Monday, August 2, 2010

The Muse: the Single Most High-Maintenance Guest EVER.

You know that feeling you get, usually at a very inopportune time (on the work commute, in the middle of an exam, while you're asleep, etc.), where your brain just switches on to full speed and your fingers itch and you just know, right down to the marrow of your bones that you need to write right now this very second?
That, my friends, is our ever-present-but-rarely-accounted-for story writing companion. The Muse.
The Muse is the thing that poets and singers warble on about, the thing that sparked Michelangelo's David, the Sistine Chapel, Da Vinci's Mona Lisa, and probably pretty much every other piece of truly spectacular visual, audio, or written art to date. The Muse, we can deduce from this, is a beneficial thing for any writer/artist to have.
However, The Muse is also the one who only shows up when its REALLY REALLY inconvenient. And then, when it DOES show up, it gets all pissy and won't let you do a damn thing unless you do it HER WAY. The Muse drove many a great writer to drinking, drugs, ridiculous car trips, and other outrageous acts in the name of 'following their muse' (i.e trying to keep the damn thing happy). The Muse, we can deduce from this, is also a very high-maintenance visitor, and one who can be extremely exasperating/mentally taxing/debilitating to a human being.

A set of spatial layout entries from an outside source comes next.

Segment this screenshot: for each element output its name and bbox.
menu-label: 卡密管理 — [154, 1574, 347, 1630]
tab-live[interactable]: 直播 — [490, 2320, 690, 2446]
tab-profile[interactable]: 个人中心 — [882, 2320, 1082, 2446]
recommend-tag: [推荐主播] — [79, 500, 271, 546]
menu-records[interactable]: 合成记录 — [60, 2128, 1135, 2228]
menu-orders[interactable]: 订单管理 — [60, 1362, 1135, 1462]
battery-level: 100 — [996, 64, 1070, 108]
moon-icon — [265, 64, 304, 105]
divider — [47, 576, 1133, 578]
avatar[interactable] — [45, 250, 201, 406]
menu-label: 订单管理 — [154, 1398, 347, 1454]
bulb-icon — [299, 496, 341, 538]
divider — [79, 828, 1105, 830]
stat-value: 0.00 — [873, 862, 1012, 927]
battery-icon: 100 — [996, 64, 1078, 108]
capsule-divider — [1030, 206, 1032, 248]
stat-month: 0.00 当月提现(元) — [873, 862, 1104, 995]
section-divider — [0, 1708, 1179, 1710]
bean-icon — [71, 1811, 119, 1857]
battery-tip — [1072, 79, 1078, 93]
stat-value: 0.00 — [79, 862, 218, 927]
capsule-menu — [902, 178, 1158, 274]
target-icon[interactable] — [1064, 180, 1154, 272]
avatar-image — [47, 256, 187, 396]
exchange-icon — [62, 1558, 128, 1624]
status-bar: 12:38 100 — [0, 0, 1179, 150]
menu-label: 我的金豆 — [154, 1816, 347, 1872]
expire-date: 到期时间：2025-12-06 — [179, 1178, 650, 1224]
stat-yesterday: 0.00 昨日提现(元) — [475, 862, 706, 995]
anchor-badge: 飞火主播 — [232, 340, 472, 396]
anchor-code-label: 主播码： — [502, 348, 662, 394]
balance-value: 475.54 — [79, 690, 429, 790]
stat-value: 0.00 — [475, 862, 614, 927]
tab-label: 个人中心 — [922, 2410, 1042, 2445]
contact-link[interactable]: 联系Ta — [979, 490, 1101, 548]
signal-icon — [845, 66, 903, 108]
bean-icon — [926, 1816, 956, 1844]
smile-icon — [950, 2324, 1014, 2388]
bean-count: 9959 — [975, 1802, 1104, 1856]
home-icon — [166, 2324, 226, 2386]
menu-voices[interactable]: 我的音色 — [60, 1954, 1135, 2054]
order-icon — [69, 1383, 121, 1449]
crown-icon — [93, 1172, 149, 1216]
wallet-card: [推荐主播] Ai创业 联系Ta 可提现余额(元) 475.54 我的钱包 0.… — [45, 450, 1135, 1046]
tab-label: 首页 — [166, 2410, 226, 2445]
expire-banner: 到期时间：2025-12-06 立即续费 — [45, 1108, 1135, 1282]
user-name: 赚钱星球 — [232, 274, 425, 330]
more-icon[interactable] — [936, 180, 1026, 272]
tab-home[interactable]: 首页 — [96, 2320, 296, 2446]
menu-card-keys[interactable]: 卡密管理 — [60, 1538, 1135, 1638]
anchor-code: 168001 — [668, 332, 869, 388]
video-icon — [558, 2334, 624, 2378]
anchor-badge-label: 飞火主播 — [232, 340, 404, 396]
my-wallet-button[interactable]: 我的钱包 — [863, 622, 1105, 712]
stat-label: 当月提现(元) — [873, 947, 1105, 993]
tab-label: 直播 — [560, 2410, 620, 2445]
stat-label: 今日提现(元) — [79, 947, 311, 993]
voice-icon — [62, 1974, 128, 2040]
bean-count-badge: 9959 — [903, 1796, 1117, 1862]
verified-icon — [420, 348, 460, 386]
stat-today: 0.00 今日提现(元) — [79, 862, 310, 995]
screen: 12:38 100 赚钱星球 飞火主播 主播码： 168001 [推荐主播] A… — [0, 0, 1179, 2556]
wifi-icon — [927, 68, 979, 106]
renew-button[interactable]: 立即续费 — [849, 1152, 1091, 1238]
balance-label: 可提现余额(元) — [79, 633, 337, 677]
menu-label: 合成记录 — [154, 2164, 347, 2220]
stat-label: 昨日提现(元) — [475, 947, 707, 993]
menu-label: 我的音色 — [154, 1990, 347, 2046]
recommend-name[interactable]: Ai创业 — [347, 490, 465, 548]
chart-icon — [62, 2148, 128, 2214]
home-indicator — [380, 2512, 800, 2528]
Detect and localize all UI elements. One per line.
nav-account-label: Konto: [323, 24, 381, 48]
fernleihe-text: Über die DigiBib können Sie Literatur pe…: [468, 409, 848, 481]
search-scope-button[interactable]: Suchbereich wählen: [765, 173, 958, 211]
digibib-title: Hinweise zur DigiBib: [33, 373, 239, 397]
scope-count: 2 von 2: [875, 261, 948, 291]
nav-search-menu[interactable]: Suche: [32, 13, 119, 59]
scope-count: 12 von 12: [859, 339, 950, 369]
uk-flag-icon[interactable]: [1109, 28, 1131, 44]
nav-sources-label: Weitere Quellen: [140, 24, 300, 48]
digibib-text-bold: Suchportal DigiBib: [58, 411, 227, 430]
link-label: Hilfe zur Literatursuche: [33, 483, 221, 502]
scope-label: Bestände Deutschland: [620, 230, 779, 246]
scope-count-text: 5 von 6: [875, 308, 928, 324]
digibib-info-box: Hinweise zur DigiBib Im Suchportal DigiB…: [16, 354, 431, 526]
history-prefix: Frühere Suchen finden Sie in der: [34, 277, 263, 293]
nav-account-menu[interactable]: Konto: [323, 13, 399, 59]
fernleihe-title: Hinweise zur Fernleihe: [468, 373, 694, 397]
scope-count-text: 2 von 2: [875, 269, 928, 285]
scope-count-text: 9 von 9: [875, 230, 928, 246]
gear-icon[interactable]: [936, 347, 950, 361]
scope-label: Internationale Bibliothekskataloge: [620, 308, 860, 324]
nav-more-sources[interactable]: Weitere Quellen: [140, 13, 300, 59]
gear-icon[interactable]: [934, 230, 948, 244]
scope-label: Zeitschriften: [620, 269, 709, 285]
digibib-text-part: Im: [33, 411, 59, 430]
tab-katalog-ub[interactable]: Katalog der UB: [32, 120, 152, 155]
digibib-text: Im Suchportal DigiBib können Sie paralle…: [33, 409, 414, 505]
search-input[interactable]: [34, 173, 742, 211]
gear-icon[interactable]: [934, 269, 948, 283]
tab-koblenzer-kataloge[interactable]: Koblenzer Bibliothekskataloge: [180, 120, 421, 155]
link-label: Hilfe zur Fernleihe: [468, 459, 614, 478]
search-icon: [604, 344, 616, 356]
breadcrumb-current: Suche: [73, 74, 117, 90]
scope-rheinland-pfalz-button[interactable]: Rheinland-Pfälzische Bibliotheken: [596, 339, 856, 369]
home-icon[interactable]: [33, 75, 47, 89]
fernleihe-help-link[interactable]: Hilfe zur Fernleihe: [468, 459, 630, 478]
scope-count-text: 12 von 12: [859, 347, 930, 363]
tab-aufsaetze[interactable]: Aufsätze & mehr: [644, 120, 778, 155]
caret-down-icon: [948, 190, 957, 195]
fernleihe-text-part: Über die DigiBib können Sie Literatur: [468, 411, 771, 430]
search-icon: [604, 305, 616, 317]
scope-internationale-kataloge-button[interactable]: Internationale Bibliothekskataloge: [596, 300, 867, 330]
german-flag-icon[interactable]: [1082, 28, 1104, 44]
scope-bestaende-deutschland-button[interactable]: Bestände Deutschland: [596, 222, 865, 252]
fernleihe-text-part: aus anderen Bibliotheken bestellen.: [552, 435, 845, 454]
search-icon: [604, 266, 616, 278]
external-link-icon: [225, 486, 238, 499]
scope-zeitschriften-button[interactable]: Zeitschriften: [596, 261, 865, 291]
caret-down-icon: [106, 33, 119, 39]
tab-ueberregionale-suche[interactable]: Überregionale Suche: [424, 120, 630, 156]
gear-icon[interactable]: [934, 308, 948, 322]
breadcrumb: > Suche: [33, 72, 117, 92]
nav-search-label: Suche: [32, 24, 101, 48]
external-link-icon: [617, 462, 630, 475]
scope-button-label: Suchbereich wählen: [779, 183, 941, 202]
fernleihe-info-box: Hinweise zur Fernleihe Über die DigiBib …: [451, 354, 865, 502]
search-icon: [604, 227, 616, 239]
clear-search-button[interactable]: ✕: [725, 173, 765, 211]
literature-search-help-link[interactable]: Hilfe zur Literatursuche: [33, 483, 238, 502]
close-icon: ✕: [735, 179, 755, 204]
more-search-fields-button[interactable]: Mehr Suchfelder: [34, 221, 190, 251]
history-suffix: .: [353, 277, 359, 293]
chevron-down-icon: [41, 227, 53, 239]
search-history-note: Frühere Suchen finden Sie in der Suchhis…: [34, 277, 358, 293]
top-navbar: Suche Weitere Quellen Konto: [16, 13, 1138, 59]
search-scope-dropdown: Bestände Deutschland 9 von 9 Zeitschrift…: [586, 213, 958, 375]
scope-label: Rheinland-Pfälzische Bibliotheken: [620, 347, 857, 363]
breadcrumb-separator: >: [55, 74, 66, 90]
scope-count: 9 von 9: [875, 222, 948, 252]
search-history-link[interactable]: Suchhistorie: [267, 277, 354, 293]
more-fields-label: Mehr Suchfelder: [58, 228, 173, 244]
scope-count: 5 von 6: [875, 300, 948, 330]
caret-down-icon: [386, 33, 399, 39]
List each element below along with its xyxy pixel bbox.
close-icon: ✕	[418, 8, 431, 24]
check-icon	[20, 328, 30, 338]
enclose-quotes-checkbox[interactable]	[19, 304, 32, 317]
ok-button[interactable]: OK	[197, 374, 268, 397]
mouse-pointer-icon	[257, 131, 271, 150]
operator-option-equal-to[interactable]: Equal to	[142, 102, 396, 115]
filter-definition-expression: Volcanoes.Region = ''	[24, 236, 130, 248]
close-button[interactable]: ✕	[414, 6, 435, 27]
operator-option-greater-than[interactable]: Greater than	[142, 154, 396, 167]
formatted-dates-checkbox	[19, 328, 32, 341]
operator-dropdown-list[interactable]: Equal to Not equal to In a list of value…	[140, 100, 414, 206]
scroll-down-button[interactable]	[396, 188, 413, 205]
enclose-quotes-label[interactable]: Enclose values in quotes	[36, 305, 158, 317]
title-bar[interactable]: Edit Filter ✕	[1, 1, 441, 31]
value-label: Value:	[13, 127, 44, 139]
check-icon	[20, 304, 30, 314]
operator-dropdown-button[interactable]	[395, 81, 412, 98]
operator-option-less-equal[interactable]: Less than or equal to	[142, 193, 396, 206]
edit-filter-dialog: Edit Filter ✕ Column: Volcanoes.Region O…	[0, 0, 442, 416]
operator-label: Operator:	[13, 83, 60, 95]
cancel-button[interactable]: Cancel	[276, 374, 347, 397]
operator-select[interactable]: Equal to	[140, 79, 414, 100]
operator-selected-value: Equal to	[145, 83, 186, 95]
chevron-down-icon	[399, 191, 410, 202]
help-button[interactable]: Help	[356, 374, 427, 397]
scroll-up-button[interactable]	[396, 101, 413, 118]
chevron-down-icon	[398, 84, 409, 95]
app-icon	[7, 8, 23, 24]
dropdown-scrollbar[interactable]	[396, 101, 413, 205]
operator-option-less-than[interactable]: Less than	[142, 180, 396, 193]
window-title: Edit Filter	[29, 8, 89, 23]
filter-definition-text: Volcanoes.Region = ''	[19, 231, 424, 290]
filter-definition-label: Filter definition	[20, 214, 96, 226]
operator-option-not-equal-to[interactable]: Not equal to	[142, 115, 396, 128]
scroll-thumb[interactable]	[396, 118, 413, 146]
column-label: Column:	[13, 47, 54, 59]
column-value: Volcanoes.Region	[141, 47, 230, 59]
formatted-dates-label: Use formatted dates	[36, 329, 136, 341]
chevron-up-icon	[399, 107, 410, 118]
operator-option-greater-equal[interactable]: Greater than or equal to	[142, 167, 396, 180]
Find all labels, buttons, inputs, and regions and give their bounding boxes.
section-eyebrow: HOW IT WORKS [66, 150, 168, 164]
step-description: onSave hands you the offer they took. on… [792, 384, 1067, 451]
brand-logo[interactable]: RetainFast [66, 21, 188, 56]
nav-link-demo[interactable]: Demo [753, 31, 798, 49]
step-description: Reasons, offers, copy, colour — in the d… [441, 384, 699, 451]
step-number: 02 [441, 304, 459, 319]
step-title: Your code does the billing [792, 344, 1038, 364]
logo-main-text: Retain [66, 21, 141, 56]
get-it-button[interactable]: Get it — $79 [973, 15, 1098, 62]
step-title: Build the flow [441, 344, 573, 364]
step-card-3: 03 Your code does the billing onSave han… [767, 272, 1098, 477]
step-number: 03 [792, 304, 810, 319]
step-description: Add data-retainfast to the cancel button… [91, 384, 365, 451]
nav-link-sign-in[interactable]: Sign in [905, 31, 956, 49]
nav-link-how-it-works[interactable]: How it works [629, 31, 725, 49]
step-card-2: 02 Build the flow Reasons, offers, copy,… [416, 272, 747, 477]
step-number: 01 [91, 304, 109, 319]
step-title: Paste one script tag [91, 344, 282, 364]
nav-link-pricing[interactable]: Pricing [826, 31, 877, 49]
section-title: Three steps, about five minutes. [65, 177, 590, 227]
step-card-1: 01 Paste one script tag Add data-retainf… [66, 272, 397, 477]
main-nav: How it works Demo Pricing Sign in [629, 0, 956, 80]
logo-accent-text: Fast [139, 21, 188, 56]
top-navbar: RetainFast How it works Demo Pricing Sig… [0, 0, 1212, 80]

So, referring above to the original scenario: You are in the most inopportune moment possible in your day, and the Muse drops in and says, 'oh hi, drop what you're doing and bust out that pen, sweetheart, we've got work to do.'
That was me yesterday.
I was at work. I was fasting, and therefore half delirious with hunger. I had no pen or pencil nearby. And yet, The Muse sat there, tapping her foot impatiently until I scrounged up a pen on my lunch break and pounded out several hundred words in my notebook in a frenzy of creative excitement. I am on a roll! I thought. When I get home, I'll add this to the manuscript and keep going into the night!
Of course, by the time I got home, and had the time/energy/food/computer necessary to be REALLY productive, the Muse yawned, rolled over, and went back to sleep. Because, really, the fun is gone when the author is ready to write and therefore unable to be tortured by ideas with no time to put them anywhere.
And so I rest my case: The Muse is an extremely high-maintenance house guest, and quite possibly a sadistic torturer masquerading as a benign, whimsical creative fancy.
What do you want to bet she doesn't show up again until I am at work, starving, and pen-less once more?
Le sigh.
How do you deal with your flighty muses, readers?